Questionado se a restrição é para compensar um déficit de efetivo de policiais assumido pela própria PM, o major Walter Oliveira alega que “não é esse o objetivo”. “Nosso foco é realmente manter as viaturas patrulhando o maior tempo possível. Ou seja, dando segurança mesmo”, conclui.
Na região
A PM deixa de atender acidentes automobilísticos que não resultem em vítimas no trânsito de uma vez a partir da semana que vem somente em Bauru. Depois, a medida deve ser estendida para todos os outros municípios abrangidos pelo 4º BPM-I.

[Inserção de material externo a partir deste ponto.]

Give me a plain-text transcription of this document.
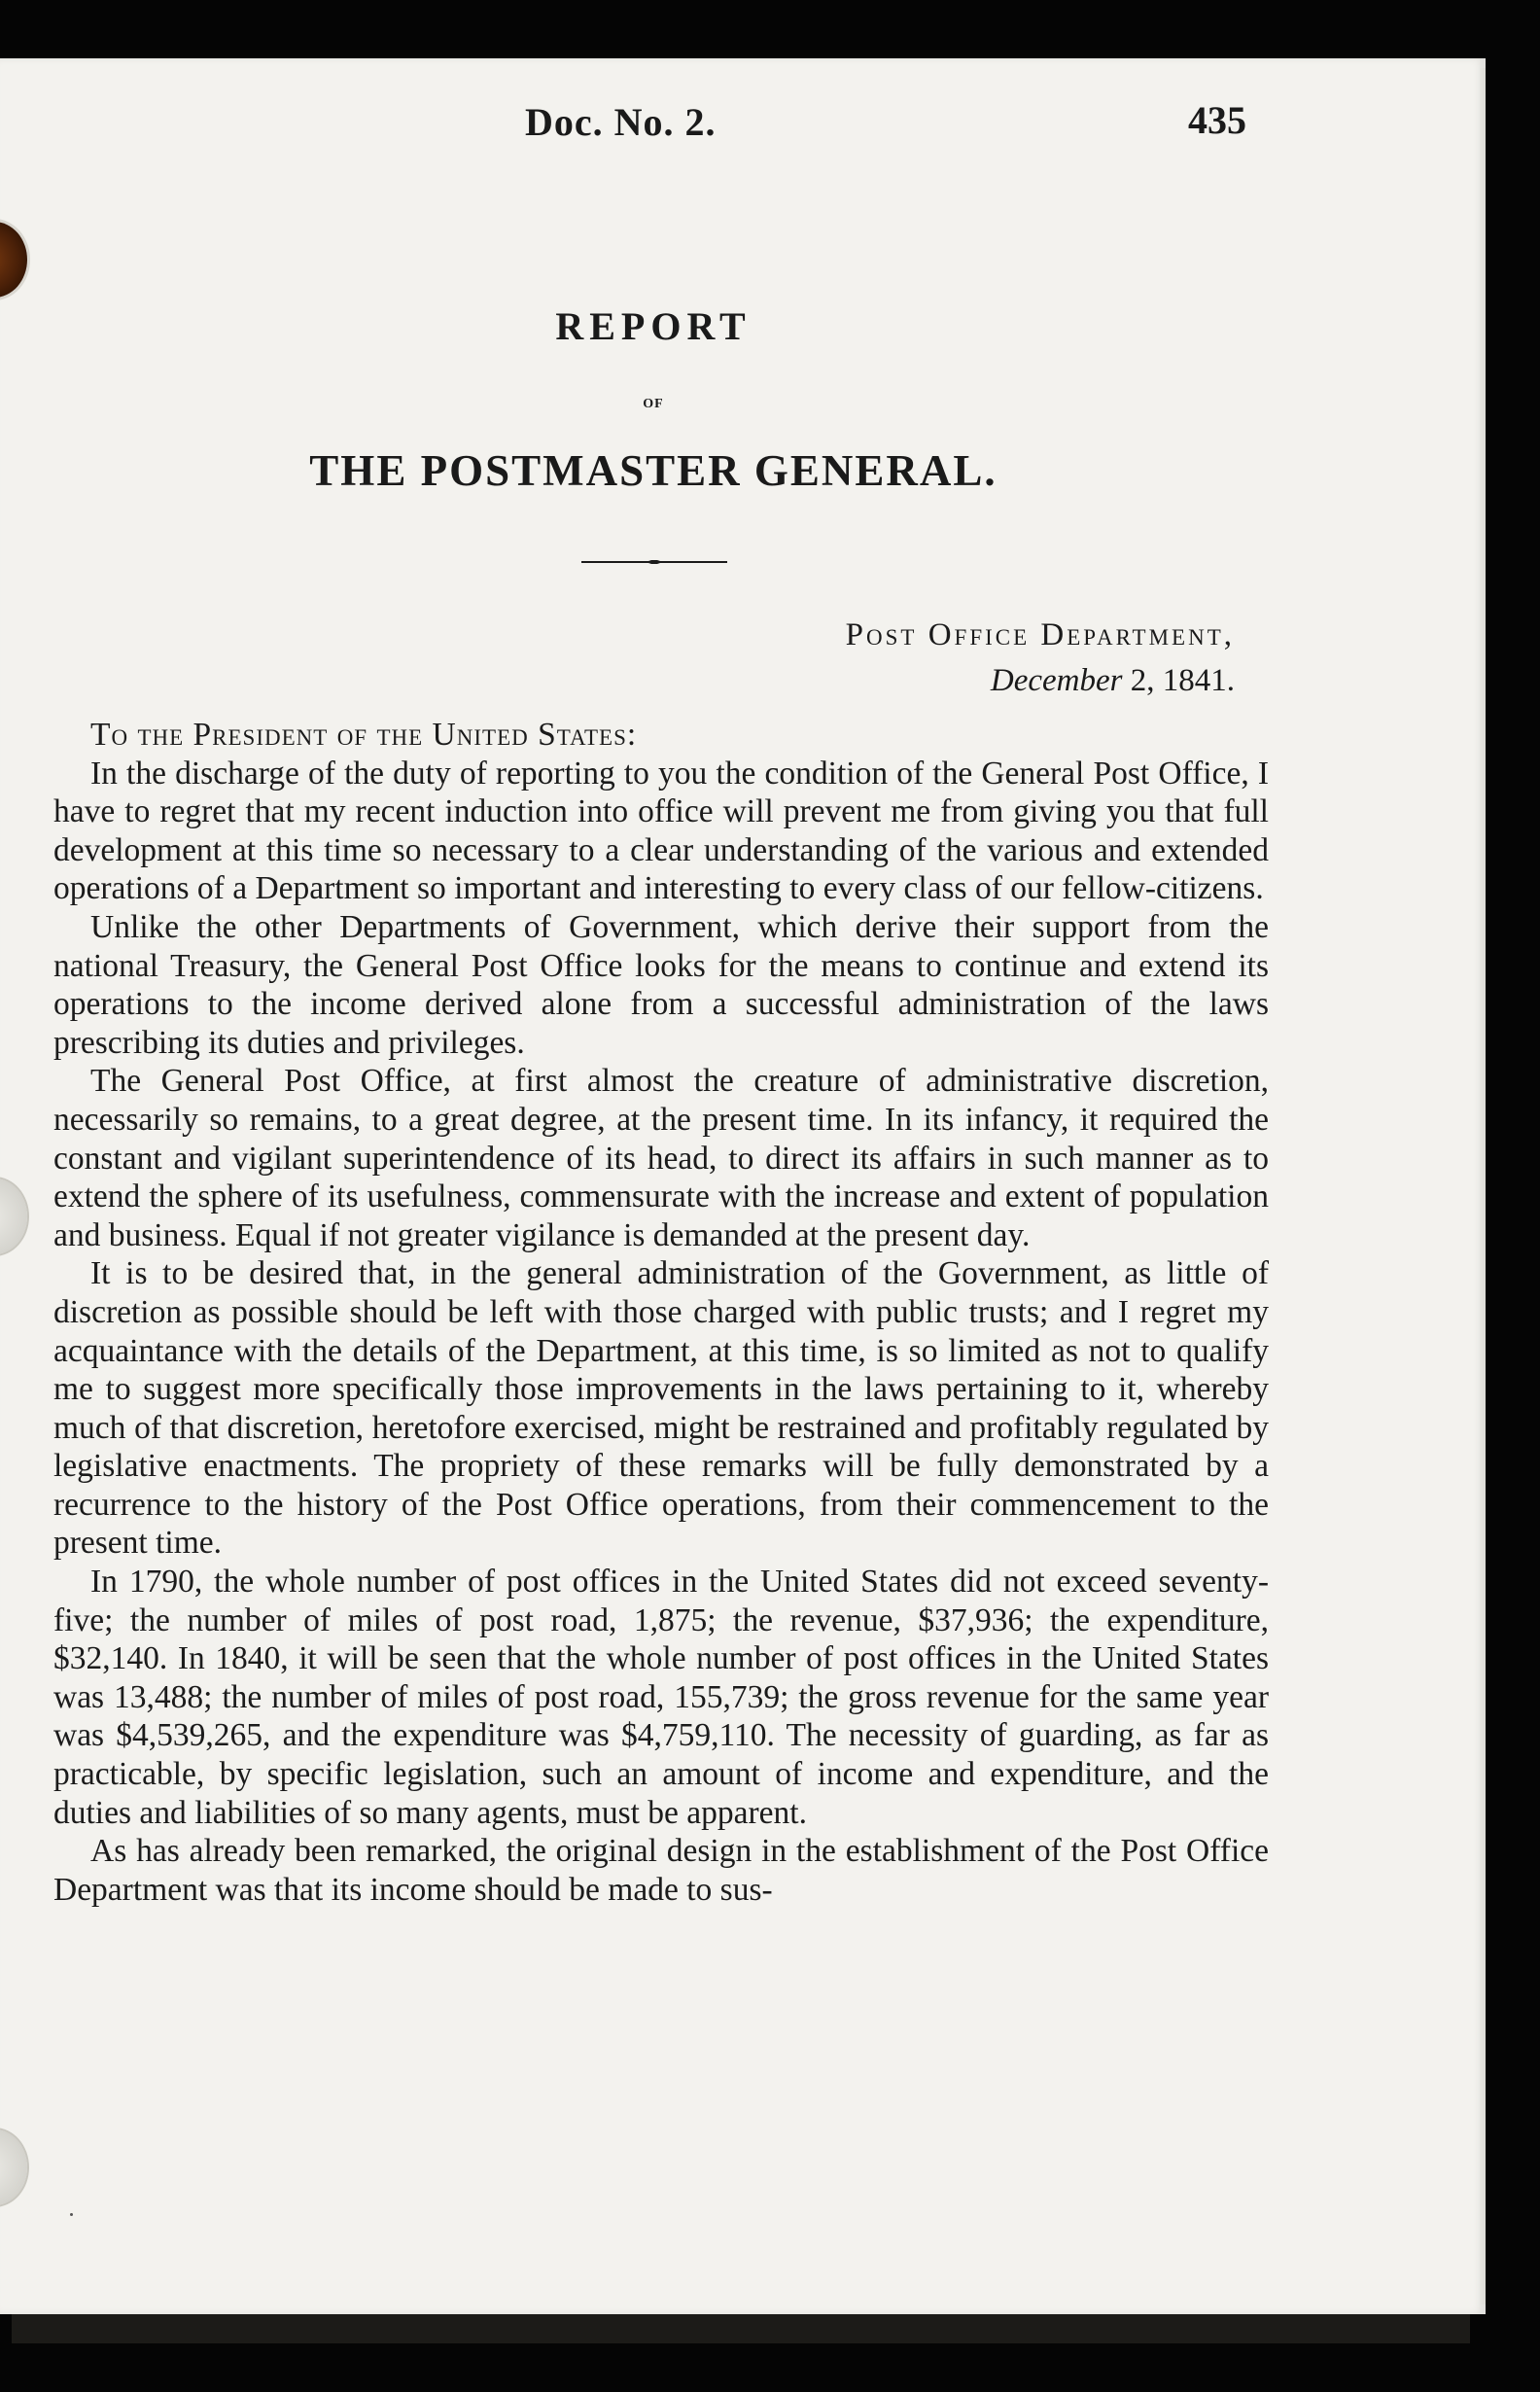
Doc. No. 2.	435
REPORT
OF
THE POSTMASTER GENERAL.
Post Office Department,
December 2, 1841.

To the President of the United States:

In the discharge of the duty of reporting to you the condition of the General Post Office, I have to regret that my recent induction into office will prevent me from giving you that full development at this time so necessary to a clear understanding of the various and extended operations of a Department so important and interesting to every class of our fellow-citizens.

Unlike the other Departments of Government, which derive their support from the national Treasury, the General Post Office looks for the means to continue and extend its operations to the income derived alone from a successful administration of the laws prescribing its duties and privileges.

The General Post Office, at first almost the creature of administrative discretion, necessarily so remains, to a great degree, at the present time. In its infancy, it required the constant and vigilant superintendence of its head, to direct its affairs in such manner as to extend the sphere of its usefulness, commensurate with the increase and extent of population and business. Equal if not greater vigilance is demanded at the present day.

It is to be desired that, in the general administration of the Government, as little of discretion as possible should be left with those charged with public trusts; and I regret my acquaintance with the details of the Department, at this time, is so limited as not to qualify me to suggest more specifically those improvements in the laws pertaining to it, whereby much of that discretion, heretofore exercised, might be restrained and profitably regulated by legislative enactments. The propriety of these remarks will be fully demonstrated by a recurrence to the history of the Post Office operations, from their commencement to the present time.

In 1790, the whole number of post offices in the United States did not exceed seventy-five; the number of miles of post road, 1,875; the revenue, $37,936; the expenditure, $32,140. In 1840, it will be seen that the whole number of post offices in the United States was 13,488; the number of miles of post road, 155,739; the gross revenue for the same year was $4,539,265, and the expenditure was $4,759,110. The necessity of guarding, as far as practicable, by specific legislation, such an amount of income and expenditure, and the duties and liabilities of so many agents, must be apparent.

As has already been remarked, the original design in the establishment of the Post Office Department was that its income should be made to sus-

“Inicialmente, será só por aqui. Depois, iremos divulgar mais e, dentro de 30 dias, fazer o mesmo nos outros municípios”, revela o major Walter Oliveira.
Delegacia eletrônica
Além de fazer o registro nas bases da PM, o acidente sem vítima pode ser comunicado na Delegacia Eletrônica da Secretaria de Segurança Pública de São Paulo (SSP-SP). O endereço é o www.ssp.sp.gov.br .
Vale destacar que, nos casos em que haja feridos, tudo muda de figura. Assim, é preciso chamar o policiamento ou mesmo procurar uma unidade policial.
Ocorrência sem vítima não gera investigação criminal
Ao contrário do que muitos pensam, os acidentes sem vítimas não geram investigações criminais. “É realmente uma ocorrência não criminal”, explica o major Walter Oliveira. Assim, ele alerta que, nos casos em que alguém se sinta lesado, é necessário acionar o Poder Judiciário.
“Quando ocorre o acidente sem vítima, a pessoa deve desobstruir a via, seja ela mesma ou acionando um guincho. Depois, fazer o registro. Contudo, essa ocorrência fica arquivada”, conta.
Esse arquivamento não gera uma investigação. “Se alguém se sentir lesado, deve acionar o Poder Judiciário para pedir uma indenização. Mas isso só ocorre quando uma das partes acionar a Justiça mesmo”.
Em casos que um dos envolvidos se recusar a ir até uma base da PM, a recomendação do major Oliveira é de que o interessado anote a placa do veículo e vá registrar o caso. “Se ele tiver as informações básicas do outro carro, o registro é feito sem problema algum”.